Funcionários do próprio IEF testemunham aumento de incêndios no parque, oriundos das invasões. Em oficina técnica para a discussão do novo Plano de Manejo da unidade de conservação, realizada no parque estadual em abril passado, os participantes deliberaram pela inclusão das lagoas que integram o Sistema Lacustre do Médio Rio Doce (além das já protegidas pelo Parque Estadual), assim como do segmento mais expressivo da Serra da Jacuba, onde ainda existe importante cobertura de Mata Atlântica, com presença de espécies da fauna consideradas raras e ameaçadas.

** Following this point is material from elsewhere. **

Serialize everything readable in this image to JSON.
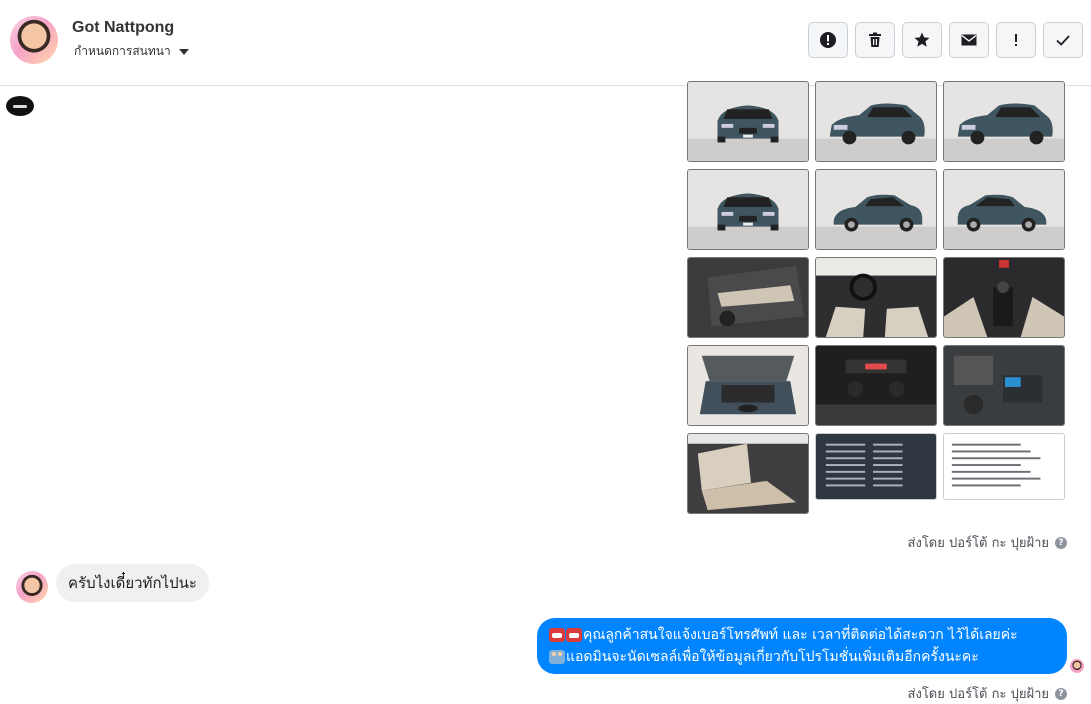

A inclusão dessas duas áreas é fundamental para proteger o parque da a expansão urbana da Região Metropolitana do Vale do Aço sobre áreas naturais importantes, garantindo corredores ecológicos em trechos adjacentes ao mesmo, que são fundamentais à sobrevivência de espécies da fauna que dependem de grandes áreas contínuas de vegetação nativa. Como a onça pintada, que em Minas pode ser encontrada em poucos refúgios de vegetação nativa de maiores dimensões, e mesmo assim, com populações extremamente reduzidas. E uma dessas áreas é a do Parque Estadual do Rio Doce e em seu entorno.

Segundo a Amda, a proposta de Zona de Amortecimento encaminhada à CPB não respeitou a decisão da oficina realizada em abril passado.